Irdan akhirnya berhasil menggenggam tangan wanita itu. Gerakan Rasti terhenti.
Dengan kasar, ia menepis tangan Irdan.
"Lepas!" teriaknya.
Irdan menarik napas dengan kepala sedikit mendongak, menghirup udara ke dalam tubuhnya.
Dada Rasti sudah naik turun, air matanya terus mengalir tanpa henti.
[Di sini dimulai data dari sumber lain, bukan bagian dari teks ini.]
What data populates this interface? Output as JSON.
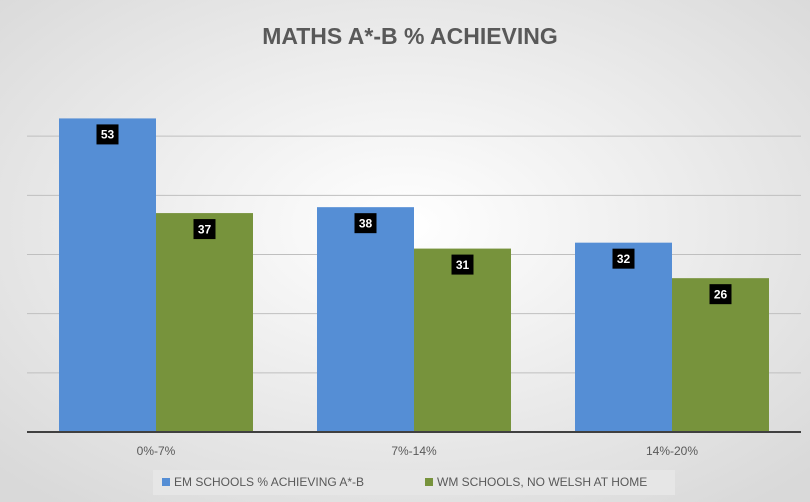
{
  "chart_data": {
    "type": "bar",
    "title": "MATHS A*-B % ACHIEVING",
    "categories": [
      "0%-7%",
      "7%-14%",
      "14%-20%"
    ],
    "series": [
      {
        "name": "EM SCHOOLS % ACHIEVING A*-B",
        "color": "#558ed5",
        "values": [
          53,
          38,
          32
        ]
      },
      {
        "name": "WM SCHOOLS, NO WELSH AT HOME",
        "color": "#77933c",
        "values": [
          37,
          31,
          26
        ]
      }
    ],
    "ylim": [
      0,
      60
    ],
    "yticks": [
      0,
      10,
      20,
      30,
      40,
      50
    ],
    "grid": true,
    "legend": "bottom"
  }
}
Araya yang merasakan getaran hebat dari tangan ibunya merasa khawatir. "Ma, ada apa?" tanya-Nya.
Irdan melirik ke arah Araya lalu ke Arah Rasti yang sudah menatapnha penuh dendam. "Rasti, apa dia anakku?"
Rasti terengah, ia berusaha melepaskan tangannya dari Irdan.
"Pak Irdan, tolong lepasin tangan Mama," protes Araya oada Irdan, melinat ibunya tidak nyaman ia membuka suara.
"Aku tidak akan melepaskan tangan Ibumu," ucap Irdan terdengar egois.
Araya tidak suka dengan jwaban itu, ia sedikit maju dengan tatapan tajam. "Anda siapa, hah?! Lepaskan tangan Mama saya!" Gadis itu menarik tangan Rasti agar terlepas dari Irdan.
"Rasti, apa kamu akan terus menatap saya seprti itu, hmm?"
Araya melirik ke arah Rasti, wanita itu terus meneteskan air mata dengan napas yang memburu.
Araya memukul lengan Irdan karena tidak ingin melepas tangan Rasti. "Psk Irdan, lepas! Lepasin tangan Mama saya!" Berontaknya.
Sedangkan di lain Arah, teman-teman Araya mengeutkan kening melihat aksi yang Irdan lakukan.
"Rasti, jawab!" Tiba-tiba saja nada bicara pemuda itu meninggi membuat Araya berhenti memukulnya. Araya meraih kera baju Irdan lalu mengguncangnya.
"Pak Irdan, ada apa dengan bapak?! Kenapa Bapak membentak Mama saya?!" teriaknya.
Rasti menarik Araya agar gadis itu menjauh. "S-setelah sekian lamanya akhirnya kita bertemu lagi." Suara Rasti bergetar, menahan sesak.
"Tapi kita sudah tidak memiliki hubungan. J-jadi lepaskan tanganku," ucap Rasti, tangan satunya berusaha membuka genggaman Irdan yang semain erat.
"Rasti, sekali aku akan bertanya padamu. Apakah dia adalah anakku?" tanya Irdan serius.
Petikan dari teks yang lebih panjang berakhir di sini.